Months later, I was no closer to finding an occupation that I could believe would engage my mind and heart for a lifetime. Nor had Mama and the matchmakers of the Seville congregation succeeded in finding me a wife. I could not take seriously the prospect of joining my life to that of any of the twelve-year-old nice Jewish girls they trotted out for my inspection. While not as sheltered as they would have been had we all been able to remain in Spain, they were docile and content with the prospect of spending their days managing a household and, eventually, children, going to the mikvah, and looking forward to a new dress for Pesach or a family wedding. Papa and Mama, who had married for love, allowed me to reject these prospects, regardless of what advantages might be obtained by marrying into the family of one girl or another. Everybody else, from Cousin Miriam to Rabbi Eliyahu, the chief rabbi of the congregation, told me with complacency or conviction that love came after marriage. But I could not forget the beauty of the love I had shared with my Taino sweetheart. Having known Tanama and traveled with my sister Rachel, I wanted a marriage of the body, heart, and mind that none of these unfledged girls could provide.

As to Hutia’s conversion and marriage to Rachel, the battle still raged. Papa and Mama, living under the same roof as the thwarted lovers, could not help but see Hutia’s many virtues and how miserable Rachel would be if forced into an arranged match. They came around to a degree of acceptance of the marriage insofar as they refrained from proposing any of the youths of the congregation as a husband. But the rabbis were inalterably opposed to letting Hutia convert, much less dilute the blood of Israel by allowing Rachel to marry him and bear his children.

Hutia refused to be discouraged. He impressed even my conservative brother-in-law Akiva by learning, with Rachel’s help, to read and write Hebrew characters and puzzle out the meaning of the words they formed. He learned to read and write Latin characters as well, insisting that to be worthy of Rachel, he must be literate in Castilian. I discovered by chance that he could also write the beautiful script of Ottoman Turkish, which I doubted many of our Jewish scholars, if any, had mastered.
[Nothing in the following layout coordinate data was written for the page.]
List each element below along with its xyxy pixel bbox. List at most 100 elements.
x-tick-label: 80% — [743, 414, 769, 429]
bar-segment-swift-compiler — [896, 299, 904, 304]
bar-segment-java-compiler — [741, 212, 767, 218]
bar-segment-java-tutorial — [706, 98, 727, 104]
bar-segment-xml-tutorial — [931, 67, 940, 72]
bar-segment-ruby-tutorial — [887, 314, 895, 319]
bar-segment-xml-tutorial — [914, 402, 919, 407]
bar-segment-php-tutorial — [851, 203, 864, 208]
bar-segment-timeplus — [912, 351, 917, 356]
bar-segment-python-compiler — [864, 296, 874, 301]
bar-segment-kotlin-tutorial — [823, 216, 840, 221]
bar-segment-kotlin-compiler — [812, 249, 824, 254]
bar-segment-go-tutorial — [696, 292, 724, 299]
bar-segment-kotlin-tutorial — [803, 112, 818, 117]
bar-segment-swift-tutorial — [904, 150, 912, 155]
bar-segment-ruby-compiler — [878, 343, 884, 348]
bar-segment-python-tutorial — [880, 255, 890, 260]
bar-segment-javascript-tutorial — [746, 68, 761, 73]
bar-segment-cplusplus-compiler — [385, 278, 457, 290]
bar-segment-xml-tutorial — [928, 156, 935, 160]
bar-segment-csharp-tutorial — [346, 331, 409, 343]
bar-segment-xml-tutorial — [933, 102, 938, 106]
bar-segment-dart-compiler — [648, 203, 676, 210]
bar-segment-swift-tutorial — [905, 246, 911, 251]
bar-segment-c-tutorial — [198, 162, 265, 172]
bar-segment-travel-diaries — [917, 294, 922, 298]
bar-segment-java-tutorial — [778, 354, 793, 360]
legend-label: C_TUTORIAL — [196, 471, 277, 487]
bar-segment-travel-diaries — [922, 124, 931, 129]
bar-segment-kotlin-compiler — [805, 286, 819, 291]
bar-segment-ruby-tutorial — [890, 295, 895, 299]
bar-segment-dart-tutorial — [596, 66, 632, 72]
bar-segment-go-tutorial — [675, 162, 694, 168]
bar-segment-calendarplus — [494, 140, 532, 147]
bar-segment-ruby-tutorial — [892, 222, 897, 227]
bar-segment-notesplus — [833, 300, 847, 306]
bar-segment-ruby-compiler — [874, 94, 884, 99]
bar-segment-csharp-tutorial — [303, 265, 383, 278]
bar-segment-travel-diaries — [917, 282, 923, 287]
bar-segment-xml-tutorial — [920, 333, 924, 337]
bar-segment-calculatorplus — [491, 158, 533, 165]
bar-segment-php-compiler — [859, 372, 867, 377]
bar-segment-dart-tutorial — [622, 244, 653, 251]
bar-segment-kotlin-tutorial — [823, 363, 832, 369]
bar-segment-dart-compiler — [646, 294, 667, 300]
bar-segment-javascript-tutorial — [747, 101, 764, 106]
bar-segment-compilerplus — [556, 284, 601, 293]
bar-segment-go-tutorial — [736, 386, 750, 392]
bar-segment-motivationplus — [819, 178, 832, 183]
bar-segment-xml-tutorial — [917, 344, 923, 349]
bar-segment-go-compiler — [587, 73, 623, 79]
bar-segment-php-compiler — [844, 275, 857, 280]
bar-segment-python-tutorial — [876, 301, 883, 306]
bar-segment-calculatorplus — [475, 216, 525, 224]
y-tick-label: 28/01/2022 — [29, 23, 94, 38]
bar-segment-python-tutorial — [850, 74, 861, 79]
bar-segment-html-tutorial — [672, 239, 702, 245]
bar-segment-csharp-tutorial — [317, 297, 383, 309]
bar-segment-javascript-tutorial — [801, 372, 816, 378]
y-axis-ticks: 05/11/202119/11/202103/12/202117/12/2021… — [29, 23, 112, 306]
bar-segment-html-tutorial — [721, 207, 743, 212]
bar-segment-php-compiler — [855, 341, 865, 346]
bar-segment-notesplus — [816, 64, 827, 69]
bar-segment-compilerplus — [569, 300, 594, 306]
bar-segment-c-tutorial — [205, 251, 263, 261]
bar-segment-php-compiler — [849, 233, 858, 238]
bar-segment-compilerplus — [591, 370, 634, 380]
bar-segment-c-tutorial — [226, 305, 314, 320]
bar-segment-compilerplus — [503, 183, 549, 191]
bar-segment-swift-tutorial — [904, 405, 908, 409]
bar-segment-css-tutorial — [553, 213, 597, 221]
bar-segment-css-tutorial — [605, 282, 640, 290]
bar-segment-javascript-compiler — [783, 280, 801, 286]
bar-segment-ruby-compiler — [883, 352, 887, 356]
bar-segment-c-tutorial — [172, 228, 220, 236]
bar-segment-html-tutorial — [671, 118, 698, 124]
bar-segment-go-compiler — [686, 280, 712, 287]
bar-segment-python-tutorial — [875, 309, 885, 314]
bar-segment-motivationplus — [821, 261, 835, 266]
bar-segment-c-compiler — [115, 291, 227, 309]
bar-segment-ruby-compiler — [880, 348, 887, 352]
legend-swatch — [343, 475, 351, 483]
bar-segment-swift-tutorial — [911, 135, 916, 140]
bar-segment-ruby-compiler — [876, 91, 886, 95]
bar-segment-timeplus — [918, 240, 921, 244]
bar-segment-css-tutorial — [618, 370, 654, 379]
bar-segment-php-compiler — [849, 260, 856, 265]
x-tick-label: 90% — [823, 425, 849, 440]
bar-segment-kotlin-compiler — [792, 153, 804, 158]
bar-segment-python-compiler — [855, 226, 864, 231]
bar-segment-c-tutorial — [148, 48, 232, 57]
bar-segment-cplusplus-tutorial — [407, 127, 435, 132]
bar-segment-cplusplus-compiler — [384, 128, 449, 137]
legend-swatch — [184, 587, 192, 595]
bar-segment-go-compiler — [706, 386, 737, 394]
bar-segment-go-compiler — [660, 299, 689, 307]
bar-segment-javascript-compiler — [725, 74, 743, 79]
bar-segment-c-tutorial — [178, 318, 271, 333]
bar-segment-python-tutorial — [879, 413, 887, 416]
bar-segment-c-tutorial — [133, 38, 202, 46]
“You are full of surprises, Hutia,” I said when I came upon him practicing the flowing characters one evening. “As the People of the Book, we take such pride in our intellectual brilliance that it astonishes me the rabbis are not begging you to become one of us. Where did you learn to write Turkish?”

“At the palace,” he said. “Through Hasan, I have become acquainted with all sorts of interesting people: imams and janissaries, dervishes and poets.”

“I never dreamed your visits to the palace had any purpose but to watch cereed with Hasan.”

The very day after my first meeting with the young prince, I had brought Hutia to meet him and watch a game of the remarkable sport.